Das Bett sah fast genauso aus, obwohl die Tagesdecke gewiss schon bessere Zeiten gesehen hatte. Vor dem Kamin stand etwas, das einmal ein Stuhl gewesen war. Jetzt taugte er höchstens noch als Feuerholz. Auch die anderen Möbel waren bunt zusammengewürfelt und alt. Nur die Wandborde über dem Kaminsims hatten noch einen gewissen Glanz, der nun zum Vorschein kam, da Mav sie energisch abstaubte.
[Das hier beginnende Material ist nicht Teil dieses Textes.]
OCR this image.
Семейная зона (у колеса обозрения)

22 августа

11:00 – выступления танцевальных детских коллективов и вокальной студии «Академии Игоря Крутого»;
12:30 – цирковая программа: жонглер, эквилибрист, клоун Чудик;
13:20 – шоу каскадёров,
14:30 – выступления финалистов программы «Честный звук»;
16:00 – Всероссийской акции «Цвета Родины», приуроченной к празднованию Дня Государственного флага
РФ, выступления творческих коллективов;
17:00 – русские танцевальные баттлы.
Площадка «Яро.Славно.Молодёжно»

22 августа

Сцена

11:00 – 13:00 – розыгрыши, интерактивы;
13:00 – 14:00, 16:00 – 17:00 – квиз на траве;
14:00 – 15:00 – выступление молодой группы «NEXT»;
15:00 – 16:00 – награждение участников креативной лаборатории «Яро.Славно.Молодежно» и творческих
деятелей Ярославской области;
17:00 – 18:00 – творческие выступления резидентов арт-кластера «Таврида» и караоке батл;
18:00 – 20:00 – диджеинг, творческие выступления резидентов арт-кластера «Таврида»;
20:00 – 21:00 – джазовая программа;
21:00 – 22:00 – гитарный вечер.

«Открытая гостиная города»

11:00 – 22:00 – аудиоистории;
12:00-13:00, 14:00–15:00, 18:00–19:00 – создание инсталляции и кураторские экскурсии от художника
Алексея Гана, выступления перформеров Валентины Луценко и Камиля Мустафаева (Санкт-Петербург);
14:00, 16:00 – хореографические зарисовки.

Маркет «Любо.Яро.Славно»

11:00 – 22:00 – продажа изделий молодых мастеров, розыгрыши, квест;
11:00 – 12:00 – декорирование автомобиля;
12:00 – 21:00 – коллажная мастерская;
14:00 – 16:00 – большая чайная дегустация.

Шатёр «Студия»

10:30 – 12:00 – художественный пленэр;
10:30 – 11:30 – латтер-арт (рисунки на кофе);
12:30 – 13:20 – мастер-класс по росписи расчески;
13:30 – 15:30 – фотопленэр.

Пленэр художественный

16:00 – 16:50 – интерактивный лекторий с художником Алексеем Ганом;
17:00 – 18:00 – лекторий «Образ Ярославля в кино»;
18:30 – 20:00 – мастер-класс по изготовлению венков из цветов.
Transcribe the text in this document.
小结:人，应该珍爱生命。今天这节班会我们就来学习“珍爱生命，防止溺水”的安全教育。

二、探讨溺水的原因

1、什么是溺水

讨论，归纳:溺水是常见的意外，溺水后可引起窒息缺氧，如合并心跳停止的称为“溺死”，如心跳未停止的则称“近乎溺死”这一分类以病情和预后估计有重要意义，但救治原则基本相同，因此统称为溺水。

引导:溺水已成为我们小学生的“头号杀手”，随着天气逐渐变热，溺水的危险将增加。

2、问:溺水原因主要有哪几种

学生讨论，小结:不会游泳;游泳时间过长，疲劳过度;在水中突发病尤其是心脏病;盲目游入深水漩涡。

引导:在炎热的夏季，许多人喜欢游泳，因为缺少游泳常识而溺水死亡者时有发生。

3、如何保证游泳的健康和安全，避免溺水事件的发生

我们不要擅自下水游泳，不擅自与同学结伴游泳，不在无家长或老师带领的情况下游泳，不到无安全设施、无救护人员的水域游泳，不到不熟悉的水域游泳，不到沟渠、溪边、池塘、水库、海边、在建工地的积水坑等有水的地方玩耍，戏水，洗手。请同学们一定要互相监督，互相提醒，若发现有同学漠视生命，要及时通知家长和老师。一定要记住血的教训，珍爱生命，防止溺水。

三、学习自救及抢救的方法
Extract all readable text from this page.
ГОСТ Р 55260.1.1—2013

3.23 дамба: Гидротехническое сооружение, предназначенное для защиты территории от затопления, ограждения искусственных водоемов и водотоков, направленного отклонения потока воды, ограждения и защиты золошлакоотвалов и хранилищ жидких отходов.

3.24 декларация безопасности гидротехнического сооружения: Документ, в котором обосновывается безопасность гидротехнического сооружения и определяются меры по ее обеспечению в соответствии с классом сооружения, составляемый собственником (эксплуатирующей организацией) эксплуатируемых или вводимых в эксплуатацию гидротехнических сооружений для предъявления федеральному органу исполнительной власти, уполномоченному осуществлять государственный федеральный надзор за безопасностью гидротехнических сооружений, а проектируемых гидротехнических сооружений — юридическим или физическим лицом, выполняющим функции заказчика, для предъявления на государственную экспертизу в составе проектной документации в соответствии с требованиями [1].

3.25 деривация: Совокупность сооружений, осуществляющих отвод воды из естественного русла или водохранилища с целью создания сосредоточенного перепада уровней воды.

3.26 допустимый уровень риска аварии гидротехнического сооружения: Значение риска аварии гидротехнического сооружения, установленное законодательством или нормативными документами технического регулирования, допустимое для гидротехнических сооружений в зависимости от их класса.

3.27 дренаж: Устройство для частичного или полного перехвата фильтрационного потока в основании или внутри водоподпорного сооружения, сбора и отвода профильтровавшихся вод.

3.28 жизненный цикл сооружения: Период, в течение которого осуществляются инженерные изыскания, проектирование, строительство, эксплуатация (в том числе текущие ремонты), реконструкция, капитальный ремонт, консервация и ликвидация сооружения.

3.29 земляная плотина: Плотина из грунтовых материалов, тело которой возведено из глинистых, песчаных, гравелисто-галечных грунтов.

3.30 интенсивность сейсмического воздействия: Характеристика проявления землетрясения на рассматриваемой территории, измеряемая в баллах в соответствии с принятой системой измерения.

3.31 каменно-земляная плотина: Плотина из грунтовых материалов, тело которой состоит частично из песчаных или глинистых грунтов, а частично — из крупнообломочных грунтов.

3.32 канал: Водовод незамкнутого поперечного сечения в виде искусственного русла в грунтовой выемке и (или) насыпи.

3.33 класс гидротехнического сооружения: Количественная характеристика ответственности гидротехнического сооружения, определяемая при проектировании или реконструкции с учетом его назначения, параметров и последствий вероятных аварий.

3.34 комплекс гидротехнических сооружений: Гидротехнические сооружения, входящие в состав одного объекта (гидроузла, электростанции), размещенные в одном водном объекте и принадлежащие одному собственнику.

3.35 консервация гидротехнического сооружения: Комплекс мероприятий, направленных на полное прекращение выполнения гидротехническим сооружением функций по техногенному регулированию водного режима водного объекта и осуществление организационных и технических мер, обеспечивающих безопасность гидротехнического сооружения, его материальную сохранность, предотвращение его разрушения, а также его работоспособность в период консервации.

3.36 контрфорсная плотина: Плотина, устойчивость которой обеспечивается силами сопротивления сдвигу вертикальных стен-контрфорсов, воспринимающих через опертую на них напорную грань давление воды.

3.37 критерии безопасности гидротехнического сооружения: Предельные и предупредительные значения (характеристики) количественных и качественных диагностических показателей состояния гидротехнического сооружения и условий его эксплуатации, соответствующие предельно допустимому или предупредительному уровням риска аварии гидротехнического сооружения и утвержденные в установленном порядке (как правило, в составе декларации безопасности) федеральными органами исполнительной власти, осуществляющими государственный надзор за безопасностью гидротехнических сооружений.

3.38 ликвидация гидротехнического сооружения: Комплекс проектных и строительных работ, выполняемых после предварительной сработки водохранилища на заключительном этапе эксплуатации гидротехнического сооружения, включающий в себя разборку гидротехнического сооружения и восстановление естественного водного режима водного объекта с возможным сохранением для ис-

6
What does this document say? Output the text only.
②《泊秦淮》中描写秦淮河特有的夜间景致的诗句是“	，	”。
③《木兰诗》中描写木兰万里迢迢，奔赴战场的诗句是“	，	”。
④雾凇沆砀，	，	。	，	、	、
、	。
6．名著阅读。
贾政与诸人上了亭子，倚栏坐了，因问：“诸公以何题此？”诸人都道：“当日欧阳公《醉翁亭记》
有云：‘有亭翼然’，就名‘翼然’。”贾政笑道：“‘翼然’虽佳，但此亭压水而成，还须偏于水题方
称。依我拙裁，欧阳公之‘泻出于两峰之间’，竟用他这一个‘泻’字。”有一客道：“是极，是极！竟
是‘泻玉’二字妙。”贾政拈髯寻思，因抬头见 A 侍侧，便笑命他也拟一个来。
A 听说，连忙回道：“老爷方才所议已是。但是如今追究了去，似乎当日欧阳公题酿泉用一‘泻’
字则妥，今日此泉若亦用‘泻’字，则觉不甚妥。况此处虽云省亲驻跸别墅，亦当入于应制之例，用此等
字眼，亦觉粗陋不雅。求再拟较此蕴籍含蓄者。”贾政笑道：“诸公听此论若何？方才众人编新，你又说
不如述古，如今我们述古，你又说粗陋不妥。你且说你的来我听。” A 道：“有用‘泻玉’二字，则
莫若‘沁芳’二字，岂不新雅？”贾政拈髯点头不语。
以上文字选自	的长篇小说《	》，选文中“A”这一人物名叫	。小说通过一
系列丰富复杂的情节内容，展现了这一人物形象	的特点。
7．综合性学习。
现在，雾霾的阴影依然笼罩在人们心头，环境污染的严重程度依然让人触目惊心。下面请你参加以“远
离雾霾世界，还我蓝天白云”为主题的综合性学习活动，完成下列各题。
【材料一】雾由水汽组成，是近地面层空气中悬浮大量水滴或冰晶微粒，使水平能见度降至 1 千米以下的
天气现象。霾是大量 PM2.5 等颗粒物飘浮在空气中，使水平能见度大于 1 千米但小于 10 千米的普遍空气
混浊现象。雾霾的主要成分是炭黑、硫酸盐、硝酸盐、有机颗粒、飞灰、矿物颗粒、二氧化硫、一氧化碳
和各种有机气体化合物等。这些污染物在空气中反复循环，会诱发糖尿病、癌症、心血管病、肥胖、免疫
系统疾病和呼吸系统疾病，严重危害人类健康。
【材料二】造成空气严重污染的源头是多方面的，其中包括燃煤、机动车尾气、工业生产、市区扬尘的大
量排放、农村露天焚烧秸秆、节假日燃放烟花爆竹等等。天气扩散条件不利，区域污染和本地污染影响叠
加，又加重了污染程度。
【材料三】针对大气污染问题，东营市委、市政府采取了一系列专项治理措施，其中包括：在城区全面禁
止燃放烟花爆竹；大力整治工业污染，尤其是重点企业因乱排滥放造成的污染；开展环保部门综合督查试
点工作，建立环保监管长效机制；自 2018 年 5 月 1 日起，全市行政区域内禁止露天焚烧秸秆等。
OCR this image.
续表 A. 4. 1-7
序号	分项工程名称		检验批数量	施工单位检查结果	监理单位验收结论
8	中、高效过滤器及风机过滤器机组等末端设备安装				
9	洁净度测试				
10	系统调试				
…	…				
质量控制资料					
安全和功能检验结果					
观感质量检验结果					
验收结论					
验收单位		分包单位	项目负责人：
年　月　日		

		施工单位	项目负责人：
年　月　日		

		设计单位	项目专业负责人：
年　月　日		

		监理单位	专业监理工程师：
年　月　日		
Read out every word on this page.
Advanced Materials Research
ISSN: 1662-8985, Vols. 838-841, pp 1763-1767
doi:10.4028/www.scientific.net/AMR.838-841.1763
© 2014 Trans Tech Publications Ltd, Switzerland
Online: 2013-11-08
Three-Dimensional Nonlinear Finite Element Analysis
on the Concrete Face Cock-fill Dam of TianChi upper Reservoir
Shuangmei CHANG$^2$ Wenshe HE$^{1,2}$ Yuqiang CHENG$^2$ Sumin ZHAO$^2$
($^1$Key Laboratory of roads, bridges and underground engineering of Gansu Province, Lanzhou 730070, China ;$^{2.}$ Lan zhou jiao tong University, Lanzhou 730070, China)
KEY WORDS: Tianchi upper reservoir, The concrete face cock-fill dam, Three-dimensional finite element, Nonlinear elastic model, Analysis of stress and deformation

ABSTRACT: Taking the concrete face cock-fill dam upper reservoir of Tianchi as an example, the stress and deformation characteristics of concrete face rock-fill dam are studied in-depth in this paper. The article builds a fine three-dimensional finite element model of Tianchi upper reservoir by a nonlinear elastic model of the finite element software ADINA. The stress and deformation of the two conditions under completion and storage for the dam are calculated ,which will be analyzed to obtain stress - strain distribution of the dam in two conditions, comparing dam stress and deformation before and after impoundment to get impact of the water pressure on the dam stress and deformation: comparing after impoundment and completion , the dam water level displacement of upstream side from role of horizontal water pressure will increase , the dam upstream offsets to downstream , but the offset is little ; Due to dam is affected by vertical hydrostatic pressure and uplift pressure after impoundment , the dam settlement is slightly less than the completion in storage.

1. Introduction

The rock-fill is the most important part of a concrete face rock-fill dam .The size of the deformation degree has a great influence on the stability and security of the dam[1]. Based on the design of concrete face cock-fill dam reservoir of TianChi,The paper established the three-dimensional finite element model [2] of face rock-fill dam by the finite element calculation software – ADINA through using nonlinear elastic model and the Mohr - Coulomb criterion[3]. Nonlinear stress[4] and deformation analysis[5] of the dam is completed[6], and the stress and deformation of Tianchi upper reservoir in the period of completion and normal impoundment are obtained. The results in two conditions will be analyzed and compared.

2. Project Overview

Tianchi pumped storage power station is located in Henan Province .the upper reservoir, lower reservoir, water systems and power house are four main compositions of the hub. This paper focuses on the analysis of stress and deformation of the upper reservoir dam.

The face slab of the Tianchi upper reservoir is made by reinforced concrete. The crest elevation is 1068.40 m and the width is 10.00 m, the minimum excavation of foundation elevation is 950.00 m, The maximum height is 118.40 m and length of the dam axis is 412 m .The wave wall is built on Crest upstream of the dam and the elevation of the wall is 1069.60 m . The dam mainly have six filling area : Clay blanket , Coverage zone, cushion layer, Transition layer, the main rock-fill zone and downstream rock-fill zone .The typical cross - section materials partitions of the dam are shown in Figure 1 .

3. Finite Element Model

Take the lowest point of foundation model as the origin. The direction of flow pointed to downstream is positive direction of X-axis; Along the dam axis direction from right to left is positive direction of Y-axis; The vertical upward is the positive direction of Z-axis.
Es schien, als sei dies die vergessene Kammer, wo alle alten Möbel landeten, wenn neue ins Haus kamen.
»Das Zimmer nebenan ist ebenfalls leer«, sagte Mav und setzte ihre Bemühungen fort, obgleich nirgends Staub lag und sich auch nie welcher absetzen würde. »Niemand hat daran gedacht, dir diese Zimmer anzubieten, weil sie einen gemeinsamen Rauchabzug haben.«
»Das macht mir nichts aus.« Alissa schüttelte die mottenzerfressenen Vorhänge. Immer noch kein Staub. Die allnächtliche Reinigung der Feste, die sich damit selbst von Staub befreite, war ein Segen.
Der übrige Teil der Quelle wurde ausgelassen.